By the Errant, children are such monsters.

Tonight, the Chancellor realized, he would summon a child for himself. For his own pleasure. And he would destroy that child, as only an adult with beautiful hands could. Destroy it utterly.

It was the only thing one could do with monsters.

The one-eyed god standing unseen in the throne room was furious. Ignorance was ever the enemy, and the Errant understood that he was under assault. By Chancellor Triban Gnol. By Hannan Mosag. The clash of these two forces of the empire was something that the Emperor on his throne barely sensed-the Errant was sure of that. Rhulad was trapped in his own cage of emotions, terror wielding all its instruments of torture, poking, jabbing, twisting deep. Yet the Errant had witnessed with clear eyes-no, a clear eye-in the fraught audience now past, just how vicious this battle was becoming.

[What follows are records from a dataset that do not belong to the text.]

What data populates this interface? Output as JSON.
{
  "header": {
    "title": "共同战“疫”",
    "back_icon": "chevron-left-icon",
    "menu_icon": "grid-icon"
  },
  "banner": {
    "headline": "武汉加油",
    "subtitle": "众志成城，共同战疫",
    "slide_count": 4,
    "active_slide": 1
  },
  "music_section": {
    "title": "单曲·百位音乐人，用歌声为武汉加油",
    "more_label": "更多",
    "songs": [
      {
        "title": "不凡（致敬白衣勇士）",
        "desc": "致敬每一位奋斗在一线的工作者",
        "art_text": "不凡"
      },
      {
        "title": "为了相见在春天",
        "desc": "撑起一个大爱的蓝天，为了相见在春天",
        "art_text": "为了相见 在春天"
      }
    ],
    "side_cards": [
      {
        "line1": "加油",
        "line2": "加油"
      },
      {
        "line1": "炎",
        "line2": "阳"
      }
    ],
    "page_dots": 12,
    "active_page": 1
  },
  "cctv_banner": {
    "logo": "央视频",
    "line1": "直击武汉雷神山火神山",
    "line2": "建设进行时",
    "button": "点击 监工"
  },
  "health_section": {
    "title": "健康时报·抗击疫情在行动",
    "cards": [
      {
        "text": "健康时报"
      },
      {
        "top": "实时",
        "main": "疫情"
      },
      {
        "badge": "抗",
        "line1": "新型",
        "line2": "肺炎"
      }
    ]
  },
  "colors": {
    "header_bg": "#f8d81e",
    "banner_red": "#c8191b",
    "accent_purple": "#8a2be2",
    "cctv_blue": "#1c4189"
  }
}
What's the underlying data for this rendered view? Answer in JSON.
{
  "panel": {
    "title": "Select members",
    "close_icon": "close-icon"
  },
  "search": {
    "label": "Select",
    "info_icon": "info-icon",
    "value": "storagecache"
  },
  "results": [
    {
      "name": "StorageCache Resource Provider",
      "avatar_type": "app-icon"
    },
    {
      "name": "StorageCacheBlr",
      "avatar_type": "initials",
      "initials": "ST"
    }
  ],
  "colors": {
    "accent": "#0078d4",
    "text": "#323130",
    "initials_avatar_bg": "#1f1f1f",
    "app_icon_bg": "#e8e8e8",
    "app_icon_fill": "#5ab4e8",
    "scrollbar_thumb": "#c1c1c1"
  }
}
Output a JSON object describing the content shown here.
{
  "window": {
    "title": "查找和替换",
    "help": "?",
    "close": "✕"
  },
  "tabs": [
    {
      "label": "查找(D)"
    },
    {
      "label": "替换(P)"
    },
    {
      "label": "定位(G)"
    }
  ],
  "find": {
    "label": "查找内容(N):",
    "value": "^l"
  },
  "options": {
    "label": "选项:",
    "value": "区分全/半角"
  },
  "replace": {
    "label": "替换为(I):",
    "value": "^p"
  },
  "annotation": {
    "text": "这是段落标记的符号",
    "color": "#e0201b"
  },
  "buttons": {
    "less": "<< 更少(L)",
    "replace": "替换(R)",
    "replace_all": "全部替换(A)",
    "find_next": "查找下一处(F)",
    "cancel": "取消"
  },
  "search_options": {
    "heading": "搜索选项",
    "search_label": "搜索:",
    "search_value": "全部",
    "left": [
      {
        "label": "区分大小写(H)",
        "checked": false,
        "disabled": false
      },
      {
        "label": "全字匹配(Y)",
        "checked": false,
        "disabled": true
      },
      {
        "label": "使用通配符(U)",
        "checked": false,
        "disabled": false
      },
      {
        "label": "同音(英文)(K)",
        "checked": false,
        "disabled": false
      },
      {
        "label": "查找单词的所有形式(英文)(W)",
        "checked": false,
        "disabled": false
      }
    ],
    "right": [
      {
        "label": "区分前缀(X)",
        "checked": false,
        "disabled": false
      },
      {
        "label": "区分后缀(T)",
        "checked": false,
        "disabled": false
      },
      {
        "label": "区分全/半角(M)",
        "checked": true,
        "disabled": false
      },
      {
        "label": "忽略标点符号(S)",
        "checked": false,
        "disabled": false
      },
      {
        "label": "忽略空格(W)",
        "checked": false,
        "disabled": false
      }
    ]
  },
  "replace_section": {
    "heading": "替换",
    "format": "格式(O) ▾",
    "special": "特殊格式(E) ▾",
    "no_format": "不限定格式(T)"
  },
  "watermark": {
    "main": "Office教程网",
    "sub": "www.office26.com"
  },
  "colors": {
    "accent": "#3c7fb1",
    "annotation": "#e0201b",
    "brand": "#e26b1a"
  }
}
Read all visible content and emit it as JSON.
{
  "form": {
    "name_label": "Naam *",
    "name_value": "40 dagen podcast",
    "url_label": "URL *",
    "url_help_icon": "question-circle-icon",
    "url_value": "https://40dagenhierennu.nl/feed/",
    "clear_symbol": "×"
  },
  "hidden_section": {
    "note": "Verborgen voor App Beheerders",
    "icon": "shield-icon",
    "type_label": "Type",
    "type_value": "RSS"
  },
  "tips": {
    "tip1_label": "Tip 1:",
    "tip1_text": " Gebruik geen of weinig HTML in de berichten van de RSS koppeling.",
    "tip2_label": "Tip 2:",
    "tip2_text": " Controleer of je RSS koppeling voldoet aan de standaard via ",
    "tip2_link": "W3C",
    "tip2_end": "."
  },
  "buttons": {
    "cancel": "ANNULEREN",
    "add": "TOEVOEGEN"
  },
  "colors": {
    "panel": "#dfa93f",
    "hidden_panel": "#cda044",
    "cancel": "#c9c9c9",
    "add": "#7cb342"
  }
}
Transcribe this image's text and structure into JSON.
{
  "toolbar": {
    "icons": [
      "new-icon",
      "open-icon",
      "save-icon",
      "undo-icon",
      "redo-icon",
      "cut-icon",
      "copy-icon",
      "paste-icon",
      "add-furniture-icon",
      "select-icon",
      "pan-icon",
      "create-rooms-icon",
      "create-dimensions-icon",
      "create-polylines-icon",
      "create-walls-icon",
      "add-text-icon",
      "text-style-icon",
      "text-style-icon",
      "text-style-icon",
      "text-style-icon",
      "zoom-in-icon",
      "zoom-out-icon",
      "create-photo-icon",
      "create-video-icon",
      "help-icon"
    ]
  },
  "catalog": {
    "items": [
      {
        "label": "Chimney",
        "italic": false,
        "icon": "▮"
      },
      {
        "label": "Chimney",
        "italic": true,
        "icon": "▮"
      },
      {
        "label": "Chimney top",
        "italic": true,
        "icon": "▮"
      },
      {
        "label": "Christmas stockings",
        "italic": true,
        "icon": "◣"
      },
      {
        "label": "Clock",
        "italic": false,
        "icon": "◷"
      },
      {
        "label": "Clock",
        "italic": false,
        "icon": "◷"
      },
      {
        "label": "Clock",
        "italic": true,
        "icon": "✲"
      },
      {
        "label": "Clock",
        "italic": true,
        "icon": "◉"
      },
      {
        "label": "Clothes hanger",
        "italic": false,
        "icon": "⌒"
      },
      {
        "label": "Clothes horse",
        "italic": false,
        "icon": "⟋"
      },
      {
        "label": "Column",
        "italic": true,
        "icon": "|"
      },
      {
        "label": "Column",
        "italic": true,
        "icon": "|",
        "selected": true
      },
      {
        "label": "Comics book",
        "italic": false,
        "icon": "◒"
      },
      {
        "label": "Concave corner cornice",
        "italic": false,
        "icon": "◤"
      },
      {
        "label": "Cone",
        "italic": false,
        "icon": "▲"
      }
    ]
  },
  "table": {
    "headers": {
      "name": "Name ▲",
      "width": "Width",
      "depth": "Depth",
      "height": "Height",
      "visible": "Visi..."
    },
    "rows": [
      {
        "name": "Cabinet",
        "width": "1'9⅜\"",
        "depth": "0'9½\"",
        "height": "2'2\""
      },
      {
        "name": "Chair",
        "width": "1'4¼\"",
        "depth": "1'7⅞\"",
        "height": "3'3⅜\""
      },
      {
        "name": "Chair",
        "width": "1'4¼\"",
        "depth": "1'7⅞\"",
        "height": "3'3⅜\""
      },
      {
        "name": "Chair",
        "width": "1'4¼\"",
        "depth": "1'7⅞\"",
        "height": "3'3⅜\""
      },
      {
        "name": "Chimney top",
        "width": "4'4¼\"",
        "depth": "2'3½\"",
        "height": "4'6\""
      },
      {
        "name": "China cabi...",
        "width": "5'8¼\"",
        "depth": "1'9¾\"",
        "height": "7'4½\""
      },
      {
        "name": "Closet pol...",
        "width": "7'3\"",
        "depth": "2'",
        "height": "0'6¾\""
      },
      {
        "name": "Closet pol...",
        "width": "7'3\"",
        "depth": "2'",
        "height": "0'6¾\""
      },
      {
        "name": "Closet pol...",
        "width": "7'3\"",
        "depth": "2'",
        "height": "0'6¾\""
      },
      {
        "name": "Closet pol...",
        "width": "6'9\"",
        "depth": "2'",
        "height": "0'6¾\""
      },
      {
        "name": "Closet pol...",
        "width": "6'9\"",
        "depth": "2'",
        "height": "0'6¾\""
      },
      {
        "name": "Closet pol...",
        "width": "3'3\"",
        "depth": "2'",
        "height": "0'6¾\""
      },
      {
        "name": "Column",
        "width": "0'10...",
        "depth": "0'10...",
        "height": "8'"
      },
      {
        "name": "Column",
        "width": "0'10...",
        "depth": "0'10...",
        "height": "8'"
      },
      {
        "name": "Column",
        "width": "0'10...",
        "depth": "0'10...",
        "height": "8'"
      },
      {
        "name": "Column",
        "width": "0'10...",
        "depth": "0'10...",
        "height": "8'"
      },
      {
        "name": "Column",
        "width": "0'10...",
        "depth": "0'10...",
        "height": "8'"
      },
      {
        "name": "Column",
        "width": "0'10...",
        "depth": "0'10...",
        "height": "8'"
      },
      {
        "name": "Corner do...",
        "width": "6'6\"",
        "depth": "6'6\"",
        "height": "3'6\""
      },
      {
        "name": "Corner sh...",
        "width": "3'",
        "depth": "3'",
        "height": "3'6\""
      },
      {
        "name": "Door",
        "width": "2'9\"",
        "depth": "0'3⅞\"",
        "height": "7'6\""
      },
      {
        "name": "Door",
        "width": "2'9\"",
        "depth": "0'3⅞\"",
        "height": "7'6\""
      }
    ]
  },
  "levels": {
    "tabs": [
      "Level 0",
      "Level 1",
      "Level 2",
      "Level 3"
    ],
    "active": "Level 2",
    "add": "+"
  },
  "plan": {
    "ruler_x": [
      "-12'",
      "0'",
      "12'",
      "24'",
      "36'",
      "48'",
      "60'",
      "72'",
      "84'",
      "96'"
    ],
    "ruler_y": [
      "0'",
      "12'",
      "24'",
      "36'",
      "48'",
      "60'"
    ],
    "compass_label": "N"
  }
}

But 1 cannot fathom their secrets. Neither Triban Gnol’s nor Hannan Mosag’s. This is my realm. Mine!

He might renew one old path. The one leading into the Chancellor’s bedroom. But even then, when that relationship had been in fullest bloom, Triban Gnol held to his secrets. Sinking into his various personas of innocent victim and wide-eyed child, he had become little more than a simpleton when with the Errant-with Turudal Brizad, the Consort to the Queen, who never grew old-and would not be moved from the games he so needed. No, that would not work, because it never had.

Was there any other way to the Chancellor?

Even now, Triban Gnol was a godless creature. Not one to bend knee to the Errant. So that path, too, was closed. I could simply follow him. Everywhere. Piece together his scheme by listening to the orders he delivers, by reading the missives he despatches. By hoping he talks in his sleep. Abyss below!

Furious, indeed. At his own growing panic as the convergence drew ever closer. His knowledge was no better when it came to Hannan Mosag, although some details were beyond dissembling. The power of the Crippled God, for one. Yet even there, the Warlock King was no simple servant, no mindless slave to that chaotic promise. He had sought the sword now in Rhulad’s hands, after all. As with any other god, the Fallen One played no favourites. First to arrive at the altar… No, Hannan Mosag would hold to no delusions there.

The Errant glanced once more at Rhulad, this Emperor of a Thousand Deaths. The fool, for all his bulk, now sat on that throne in painful insignificance-so obvious it hurt to just look at him. Alone in this vast domed chamber, the thousand deaths refracted into ten thousand flinches in those glittering eyes.

The Chancellor and his retinue were gone. The Ceda away with his broken handful as well. Not a guard in sight, yet Rhulad remained. Sitting, burnished coins gleaming. And on his face all that had been private, unrevealed, was now loosed in expressive array. All the pathos, the abject hauntings-the Errant had seen, had always seen, in face after face spanning too many years to count, the divide of the soul, the difference between the face that knew it was being watched, and the face that believed in its solitude. Bifurcation. And he had witnessed when inside crawled outside to a seemingly unseeing world.